Orang yang belum membayarkan utangnya karena memiliki kendala (uzur), maka ia tidak berdosa. Misalnya, seseorang itu sudah memiliki uang yang cukup untuk membayar utang, tetapi memiliki uzur untuk menyerahkan uang tersebut karena uangnya tidak berada di tempat atau halangan lainnya. Dalam kondisi tersebut, ia tidak berdosa tetapi tetap berkewajiban membayar utangnya bila sudah mampu menyerahkan uangnya. Hal ini sebagaimana dijelaskan dalam kitab Syarah an-Nawawi ala Muslim:
“Menunda membayar utang bagi orang yang mampu adalah perbuatan zalim dan merupakan tindakan yang diharamkan. Sedangkan menundanya orang yang tidak mampu tidaklah dianggap zalim dan bukan perbuatan haram, berdasarkan mafhum dari hadis,"

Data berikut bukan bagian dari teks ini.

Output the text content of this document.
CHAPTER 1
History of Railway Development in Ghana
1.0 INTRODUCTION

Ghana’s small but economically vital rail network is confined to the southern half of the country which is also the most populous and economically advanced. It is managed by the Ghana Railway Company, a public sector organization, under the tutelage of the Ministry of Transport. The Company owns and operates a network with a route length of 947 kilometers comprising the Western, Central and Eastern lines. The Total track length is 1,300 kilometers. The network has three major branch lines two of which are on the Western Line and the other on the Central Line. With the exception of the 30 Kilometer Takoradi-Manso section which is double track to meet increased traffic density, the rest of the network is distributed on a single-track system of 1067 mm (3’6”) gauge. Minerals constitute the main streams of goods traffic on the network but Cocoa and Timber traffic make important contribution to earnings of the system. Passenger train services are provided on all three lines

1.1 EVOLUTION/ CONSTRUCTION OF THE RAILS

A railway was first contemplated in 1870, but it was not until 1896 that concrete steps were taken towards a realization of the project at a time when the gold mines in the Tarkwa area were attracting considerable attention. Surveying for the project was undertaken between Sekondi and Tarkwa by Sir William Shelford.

“Sebab ia dalam keadaan uzur (untuk membayar). Jika seseorang dalam keadaan tercukupi (untuk membayar utang), tapi ia tidak mampu untuk membayarnya karena hartanya tidak berada di tempat atau karena faktor yang lain, maka boleh baginya untuk mengakhirkan membayar utang sampai ia mampu membayarnya,” (Syekh Yahya bin Syaraf an-Nawawi, Syarah an-Nawawi ala Muslim, juz 10, halaman 227).
Ketentuan di atas juga berlaku bagi orang yang sudah mampu membayar utangnya tetapi masa waktu utangnya belum jatuh tempo. Dalam keadaan demikian, ia diperkenankan untuk mengakhiri pembayaran utangnya sampai batas waktu yang sudah disepakati.

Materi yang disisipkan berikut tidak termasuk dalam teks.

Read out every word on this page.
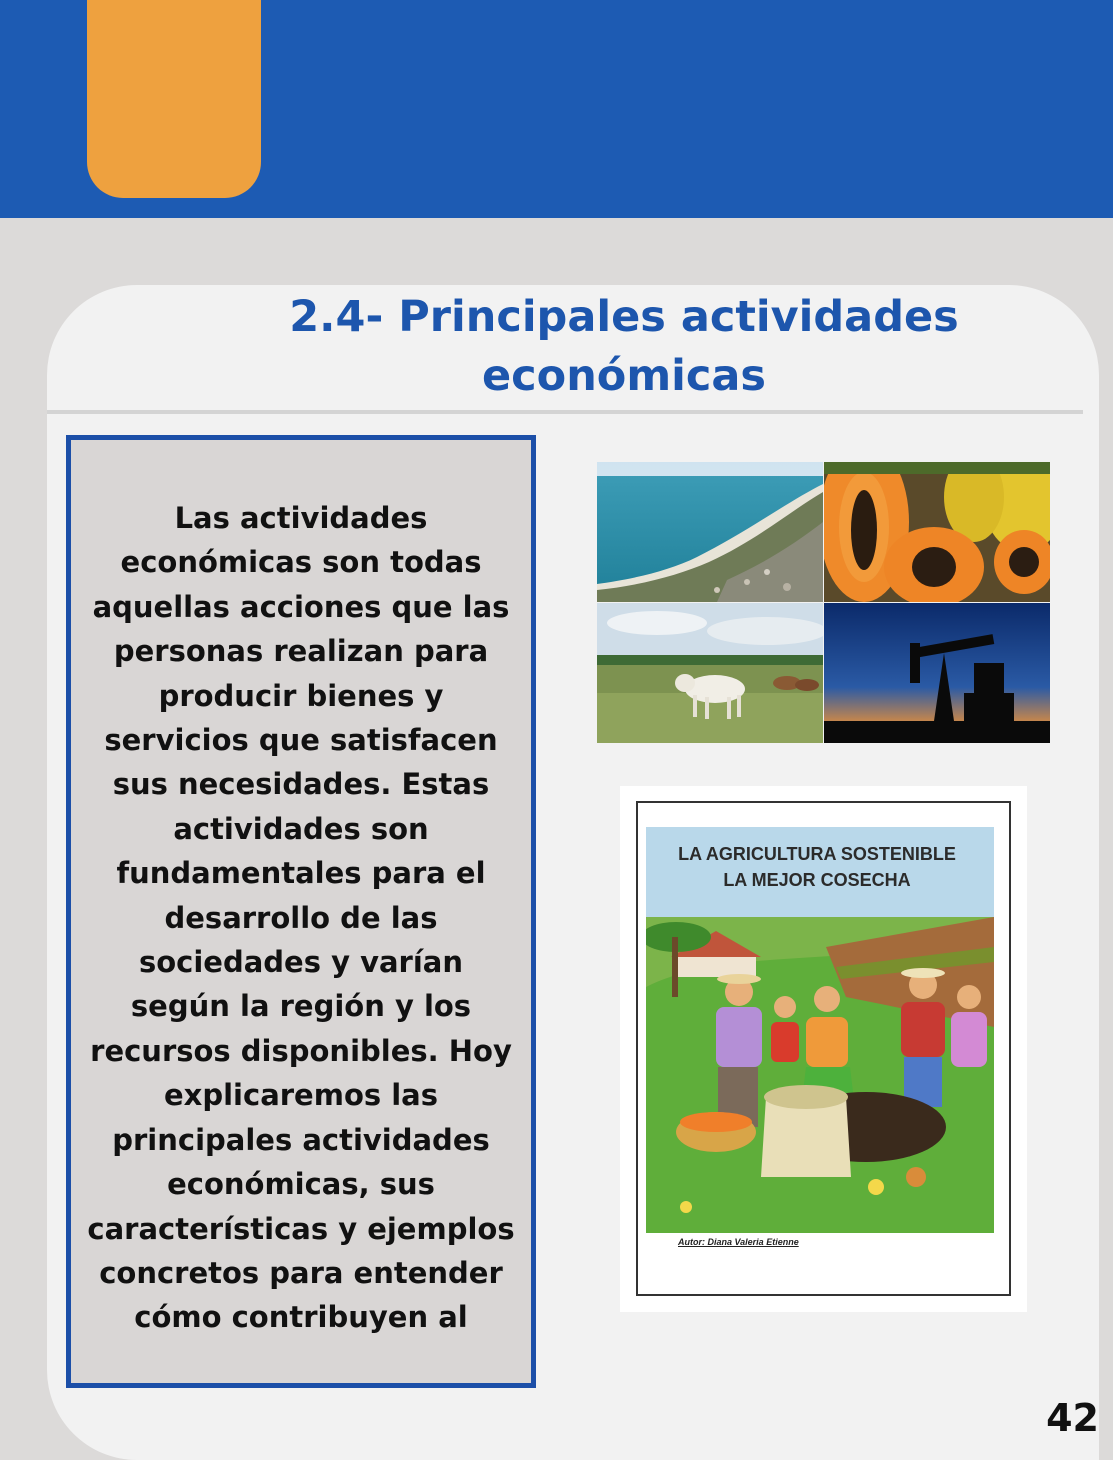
2.4- Principales actividades económicas

Las actividades económicas son todas aquellas acciones que las personas realizan para producir bienes y servicios que satisfacen sus necesidades. Estas actividades son fundamentales para el desarrollo de las sociedades y varían según la región y los recursos disponibles. Hoy explicaremos las principales actividades económicas, sus características y ejemplos concretos para entender cómo contribuyen al

LA AGRICULTURA SOSTENIBLE
LA MEJOR COSECHA
Autor: Diana Valeria Etienne
42
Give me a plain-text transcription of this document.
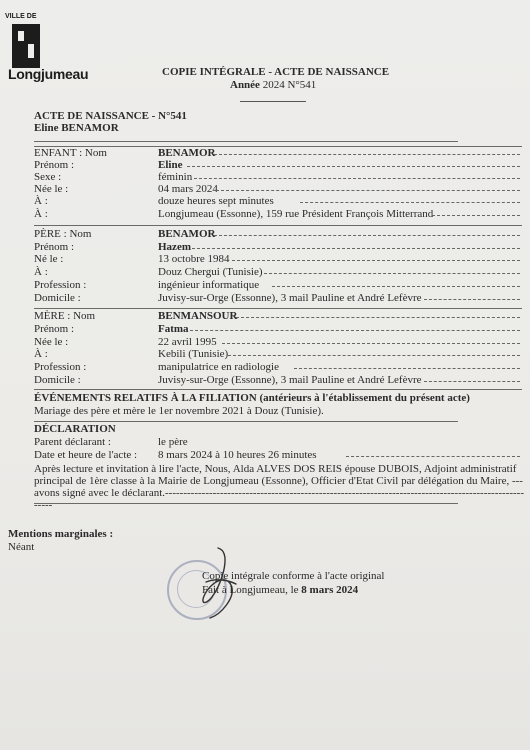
VILLE DE
Longjumeau	COPIE INTÉGRALE - ACTE DE NAISSANCE
Année 2024 N°541
ACTE DE NAISSANCE - N°541
Eline BENAMOR
ENFANT : Nom	BENAMOR
Prénom :	Eline
Sexe :	féminin
Née le :	04 mars 2024
À :	douze heures sept minutes
À :	Longjumeau (Essonne), 159 rue Président François Mitterrand
PÈRE : Nom	BENAMOR
Prénom :	Hazem
Né le :	13 octobre 1984
À :	Douz Chergui (Tunisie)
Profession :	ingénieur informatique
Domicile :	Juvisy-sur-Orge (Essonne), 3 mail Pauline et André Lefèvre
MÈRE : Nom	BENMANSOUR
Prénom :	Fatma
Née le :	22 avril 1995
À :	Kebili (Tunisie)
Profession :	manipulatrice en radiologie
Domicile :	Juvisy-sur-Orge (Essonne), 3 mail Pauline et André Lefèvre
ÉVÉNEMENTS RELATIFS À LA FILIATION (antérieurs à l'établissement du présent acte)
Mariage des père et mère le 1er novembre 2021 à Douz (Tunisie).
DÉCLARATION
Parent déclarant :	le père
Date et heure de l'acte : 8 mars 2024 à 10 heures 26 minutes
Après lecture et invitation à lire l'acte, Nous, Alda ALVES DOS REIS épouse DUBOIS, Adjoint administratif principal de 1ère classe à la Mairie de Longjumeau (Essonne), Officier d'Etat Civil par délégation du Maire, --- avons signé avec le déclarant.-------------------------------------------------------------------------------------------------------
Mentions marginales :
Néant
Copie intégrale conforme à l'acte original
Fait à Longjumeau, le 8 mars 2024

Baca juga: Miliki Berkah Tersembunyi, Ternyata Sakit Bisa Jadi Penggugur Dosa
Namun bila ternyata pada saat waktu jatuh tempo utang tersebut tidak segera dibayarkan karena suatu hal padahal sebelumnya ia mampu, maka hal ini dianggap teledor. Sehingga ia akan termasuk bagian dari orang zalim.

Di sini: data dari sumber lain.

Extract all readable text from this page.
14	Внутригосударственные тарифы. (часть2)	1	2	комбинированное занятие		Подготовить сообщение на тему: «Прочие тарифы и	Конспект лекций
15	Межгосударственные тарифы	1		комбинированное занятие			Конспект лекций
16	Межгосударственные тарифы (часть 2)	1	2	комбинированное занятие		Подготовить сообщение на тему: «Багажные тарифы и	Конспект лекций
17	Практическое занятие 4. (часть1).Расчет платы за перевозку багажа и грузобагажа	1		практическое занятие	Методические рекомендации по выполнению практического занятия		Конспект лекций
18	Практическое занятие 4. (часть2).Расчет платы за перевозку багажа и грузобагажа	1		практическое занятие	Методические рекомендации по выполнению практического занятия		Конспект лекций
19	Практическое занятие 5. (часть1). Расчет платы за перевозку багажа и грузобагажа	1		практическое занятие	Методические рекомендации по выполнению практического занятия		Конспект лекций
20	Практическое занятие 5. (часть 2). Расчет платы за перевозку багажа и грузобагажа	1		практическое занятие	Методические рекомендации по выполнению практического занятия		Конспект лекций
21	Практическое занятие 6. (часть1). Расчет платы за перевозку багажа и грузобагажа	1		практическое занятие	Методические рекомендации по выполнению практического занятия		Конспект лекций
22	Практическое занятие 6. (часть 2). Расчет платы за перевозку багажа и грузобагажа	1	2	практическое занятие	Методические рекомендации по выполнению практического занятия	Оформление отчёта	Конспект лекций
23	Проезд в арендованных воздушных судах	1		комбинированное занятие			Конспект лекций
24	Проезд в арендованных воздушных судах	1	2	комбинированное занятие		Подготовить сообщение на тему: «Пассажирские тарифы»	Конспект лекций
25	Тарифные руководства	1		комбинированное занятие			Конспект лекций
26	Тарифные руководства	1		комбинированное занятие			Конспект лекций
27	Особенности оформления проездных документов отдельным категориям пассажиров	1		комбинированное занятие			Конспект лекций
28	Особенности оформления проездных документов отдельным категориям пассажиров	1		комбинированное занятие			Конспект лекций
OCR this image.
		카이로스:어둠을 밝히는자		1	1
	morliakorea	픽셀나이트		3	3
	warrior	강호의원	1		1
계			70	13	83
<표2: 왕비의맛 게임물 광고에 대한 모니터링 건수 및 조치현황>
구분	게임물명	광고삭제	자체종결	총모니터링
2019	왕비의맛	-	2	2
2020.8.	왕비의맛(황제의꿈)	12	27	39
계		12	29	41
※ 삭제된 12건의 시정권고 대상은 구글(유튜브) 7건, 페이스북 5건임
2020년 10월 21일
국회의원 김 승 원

Dari penjelasan di atas dapat diambil kesimpulan bahwa menunda bayar utang ketika mampu merupakan perbuatan yang haram. Perlu diingat, utang-piutang merupakan urusan hak sesama manusia. Artinya, dosa yang tertoreh tak serta merta terhapus dengan beristigfar kepada Allah tanpa menyelesaikan terlebih dahulu apa yang menjadi hak orang lain. Jadi, pikirkan dengan matang sebelum kalian memutuskan untuk berutang ya!